Referendum sulla guerra in Ucraina

Referendum europeo sulla guerra in Ucraina: quanti europei vogliono guerra, riarmo e nucleare?

Siamo nel secondo mese di conflitto, un conflitto che si svolge in Europa ma i cui interessi sono internazionali.

Un conflitto che annunciano durerà per anni.

Un conflitto che rischia di diventare la terza guerra mondiale nucleare.

La propaganda di guerra cerca di giustificare con tutti i mezzi l'intervento armato e la necessità per i paesi europei di destinare ingenti somme di spesa pubblica all'acquisto di armi.

Ma i cittadini europei sono d'accordo? Una guerra in casa e la voce dei cittadini europei non viene consultata, o peggio, nascosta se fuori dal mainstream.

I promotori della campagna europaper la pace lanciare questo sondaggio europeo con l'obiettivo di dare voce a chi non è chiamato, con l'obiettivo di contarci, di capire quante persone in Europa credono nel potere delle armi e quante credono che la forza della nonviolenza sia l'unica soluzione per un futuro comune.

Il sondaggio è in quattro lingue e mira a raggiungere milioni di voti in tutta Europa per portare i risultati al Parlamento europeo e riaffermare che il popolo è sovrano anche quando sceglie la nonviolenza, l'istruzione e la salute, invece di guerra e armi.

Invitiamo tutte le forze pacifiste e non violente, che credono che l'Europa possa essere paladina della pace e non vassallo della guerra, a unirsi ai promotori e diffondere insieme questo referendum affinché raggiunga tutti i cittadini europei, perché la nostra voce conta !

Possiamo scoprire che dicendo a noi stessi siamo la forza più grande, siamo un grande movimento europeo che converge per dire che la vita è il valore più prezioso e che non c'è niente al di sopra di esso.

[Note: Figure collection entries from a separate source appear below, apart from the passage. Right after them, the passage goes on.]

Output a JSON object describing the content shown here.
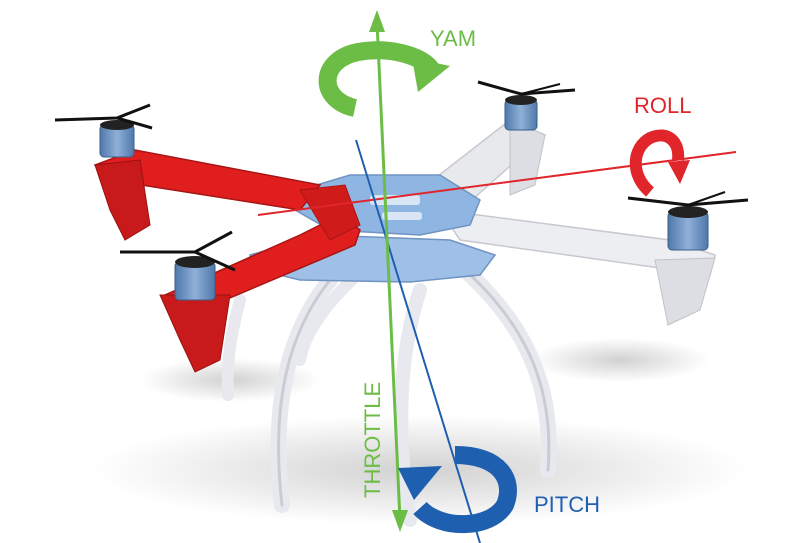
{
  "labels": {
    "yaw": "YAM",
    "roll": "ROLL",
    "pitch": "PITCH",
    "throttle": "THROTTLE"
  },
  "colors": {
    "yaw": "#6cbd45",
    "roll": "#e0262b",
    "pitch": "#1f5fb0",
    "throttle": "#6cbd45",
    "front_arms": "#e01e1e",
    "rear_arms": "#e8e9ec",
    "center_plate": "#8fb6e3",
    "motor": "#6c93c3"
  },
  "icons": [
    "yaw-rotation-arrow-icon",
    "roll-rotation-arrow-icon",
    "pitch-rotation-arrow-icon"
  ]
}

Ci contiamo… vota anche tu!

https://www.surveylegend.com/s/43io


Noi ringraziamo Pressenza International Press Agency già Europa per la pace poter condividere questo articolo sulla campagna "Referendum europeo sulla guerra in Ucraina"

Europa per la pace

L'idea di realizzare questa campagna è nata a Lisbona, nel Forum Umanista Europeo del novembre 2006 nel gruppo di lavoro Pace e Nonviolenza. Diverse organizzazioni hanno partecipato e diverse opinioni convergevano in modo molto chiaro su una questione: la violenza nel mondo, il ritorno della corsa agli armamenti nucleari, il pericolo di una catastrofe nucleare e la necessità di cambiare urgentemente il corso degli eventi. Le parole di Gandhi, ML King e Silo risuonavano nella nostra mente sull'importanza di avere fede nella vita e sulla grande forza che è la nonviolenza. Ci siamo ispirati a questi esempi. La dichiarazione è stata presentata ufficialmente a Praga il 22 febbraio 2007 nel corso di una conferenza organizzata dal Movimento Umanista. La dichiarazione è il frutto del lavoro di più persone e organizzazioni e cerca di sintetizzare opinioni comuni e concentrarsi sulla questione delle armi nucleari. Questa campagna è aperta a tutti e tutti possono dare il proprio contributo per svilupparla.